Given an odd long x, I'm looking for long y such that their product modulo 2**64 (i.e., using the normal overflowing arithmetic) equals to 1. To make clear what I mean: This could be computed in a few thousand year this way:

for (long y=1; ; y+=2) {
    if (x*y == 1) return y;
}

I know that this can be solved quickly using the extended Euclidean algorithm, but it requires the ability to represent all the involved numbers (ranging up to 2**64, so even unsigned arithmetic wouldn't help).

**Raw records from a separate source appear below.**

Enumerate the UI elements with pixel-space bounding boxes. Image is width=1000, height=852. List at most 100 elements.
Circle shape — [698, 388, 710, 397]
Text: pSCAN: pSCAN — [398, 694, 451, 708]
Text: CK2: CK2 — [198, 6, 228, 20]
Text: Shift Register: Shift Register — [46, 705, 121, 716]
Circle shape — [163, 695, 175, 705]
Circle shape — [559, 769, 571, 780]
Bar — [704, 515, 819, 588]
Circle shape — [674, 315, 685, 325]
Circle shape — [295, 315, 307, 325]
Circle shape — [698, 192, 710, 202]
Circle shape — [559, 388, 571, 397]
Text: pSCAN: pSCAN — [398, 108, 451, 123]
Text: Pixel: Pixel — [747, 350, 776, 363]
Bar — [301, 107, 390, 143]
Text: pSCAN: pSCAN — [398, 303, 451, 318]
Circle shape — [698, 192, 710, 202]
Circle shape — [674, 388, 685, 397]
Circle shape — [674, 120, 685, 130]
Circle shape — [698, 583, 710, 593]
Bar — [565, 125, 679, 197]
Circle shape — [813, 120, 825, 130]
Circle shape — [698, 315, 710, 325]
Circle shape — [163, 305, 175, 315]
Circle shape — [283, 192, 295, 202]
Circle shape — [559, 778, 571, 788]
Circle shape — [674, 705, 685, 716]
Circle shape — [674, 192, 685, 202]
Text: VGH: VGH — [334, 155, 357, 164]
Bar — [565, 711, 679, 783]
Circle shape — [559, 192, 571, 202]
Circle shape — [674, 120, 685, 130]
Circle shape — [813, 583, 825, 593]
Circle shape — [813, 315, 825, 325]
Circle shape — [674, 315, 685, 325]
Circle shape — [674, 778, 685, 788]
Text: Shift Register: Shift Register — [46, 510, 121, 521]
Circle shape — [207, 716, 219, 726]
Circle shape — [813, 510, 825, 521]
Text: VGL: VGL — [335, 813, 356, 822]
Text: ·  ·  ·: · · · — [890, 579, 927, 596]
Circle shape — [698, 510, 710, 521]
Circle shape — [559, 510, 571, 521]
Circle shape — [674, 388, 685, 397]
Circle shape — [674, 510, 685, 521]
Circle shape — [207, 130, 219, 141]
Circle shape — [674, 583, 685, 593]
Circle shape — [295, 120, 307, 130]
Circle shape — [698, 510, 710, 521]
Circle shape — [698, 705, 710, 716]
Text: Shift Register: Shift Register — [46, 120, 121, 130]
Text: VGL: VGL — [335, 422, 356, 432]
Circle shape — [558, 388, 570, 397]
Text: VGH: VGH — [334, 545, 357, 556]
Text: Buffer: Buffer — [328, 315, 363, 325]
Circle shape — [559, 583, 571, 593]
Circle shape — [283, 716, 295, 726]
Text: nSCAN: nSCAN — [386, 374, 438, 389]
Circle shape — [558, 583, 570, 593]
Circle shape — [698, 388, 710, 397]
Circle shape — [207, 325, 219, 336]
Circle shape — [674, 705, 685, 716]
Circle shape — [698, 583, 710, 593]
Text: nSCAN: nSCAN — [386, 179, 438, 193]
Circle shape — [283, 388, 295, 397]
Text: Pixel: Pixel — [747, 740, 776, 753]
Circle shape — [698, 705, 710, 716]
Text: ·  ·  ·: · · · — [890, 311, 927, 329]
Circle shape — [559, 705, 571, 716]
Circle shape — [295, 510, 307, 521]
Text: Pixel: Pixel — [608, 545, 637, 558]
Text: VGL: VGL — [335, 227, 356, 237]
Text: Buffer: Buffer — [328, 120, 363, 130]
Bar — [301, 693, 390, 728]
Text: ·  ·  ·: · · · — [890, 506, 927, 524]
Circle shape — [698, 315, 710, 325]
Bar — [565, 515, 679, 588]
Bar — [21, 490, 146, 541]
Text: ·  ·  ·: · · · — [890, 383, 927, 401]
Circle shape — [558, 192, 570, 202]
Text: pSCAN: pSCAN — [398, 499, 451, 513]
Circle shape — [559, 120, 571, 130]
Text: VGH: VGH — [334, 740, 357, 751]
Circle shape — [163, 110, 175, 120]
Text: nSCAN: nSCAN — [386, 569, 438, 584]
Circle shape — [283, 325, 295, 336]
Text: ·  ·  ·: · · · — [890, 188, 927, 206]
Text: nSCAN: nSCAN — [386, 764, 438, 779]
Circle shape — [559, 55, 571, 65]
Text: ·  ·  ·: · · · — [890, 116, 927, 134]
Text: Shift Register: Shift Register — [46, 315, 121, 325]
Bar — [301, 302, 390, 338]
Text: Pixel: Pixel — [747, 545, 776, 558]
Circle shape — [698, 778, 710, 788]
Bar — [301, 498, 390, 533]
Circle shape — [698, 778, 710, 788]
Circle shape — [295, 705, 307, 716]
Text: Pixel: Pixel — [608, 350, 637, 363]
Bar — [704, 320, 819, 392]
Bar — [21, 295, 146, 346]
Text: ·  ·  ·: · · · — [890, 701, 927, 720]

Using BigInteger would surely help, but I wonder if there's a simpler way, possibly using the extended Euclidean algorithm implemented for positive longs.

Answer 1

Here's one way of doing it. This uses the extended Euclidean algorithm to find an inverse of abs(x) modulo 2⁶², and at the end it 'extends' the answer up to an inverse modulo 2⁶⁴ and applies a sign change if necessary:

public static long longInverse(long x) {

    if (x % 2 == 0) { throw new RuntimeException("must be odd"); }

    long power = 1L << 62;

    long a = Math.abs(x);
    long b = power;
    long sign = (x < 0) ? -1 : 1;

    long c1 = 1;
    long d1 = 0;
    long c2 = 0;
    long d2 = 1;

    // Loop invariants:
    // c1 * abs(x) + d1 * 2^62 = a
    // c2 * abs(x) + d2 * 2^62 = b 

    while (b > 0) {
        long q = a / b;
        long r = a % b;
        // r = a - qb.

        long c3 = c1 - q*c2;
        long d3 = d1 - q*d2;

        // Now c3 * abs(x) + d3 * 2^62 = r, with 0 <= r < b.

        c1 = c2;
        d1 = d2;
        c2 = c3;
        d2 = d3;
        a = b;
        b = r;
    }

    if (a != 1) { throw new RuntimeException("gcd not 1 !"); }

    // Extend from modulo 2^62 to modulo 2^64, and incorporate sign change
    // if necessary.
    for (int i = 0; i < 4; ++i) {
        long possinv = sign * (c1 + (i * power));
        if (possinv * x == 1L) { return possinv; }
    }

    throw new RuntimeException("failed");
}

I found it easier to work with 2⁶² than 2⁶³, mainly because it avoids problems with negative numbers: 2⁶³ as a Java long is negative.

Answer 2

In the meantime I've recalled/reinvented a very simple solution:

public static int inverseOf(int x) {
    Preconditions.checkArgument((x&1)!=0, "Only odd numbers have an inverse, got " + x);
    int y = 1;
    for (int mask=2; mask!=0; mask<<=1) {
        final int product = x * y;
        final int delta = product & mask;
        y |= delta;
    }
    return y;
}

It works because of two things:

• in each iteration if the corresponding bit of product is 1, then it's wrong, and the only way to fix is is by changing the corresponding bit of y
• no bit of y influences any less significant bit of product, so no previous work gets undone

I started with int since for long it must work too, and for int I could run an exhaustive test.

Another idea: there must a a number n>0 such that x**n == 1, and therefore y == x**(n-1). This should probably be faster, I just can't recall enough math to compute n.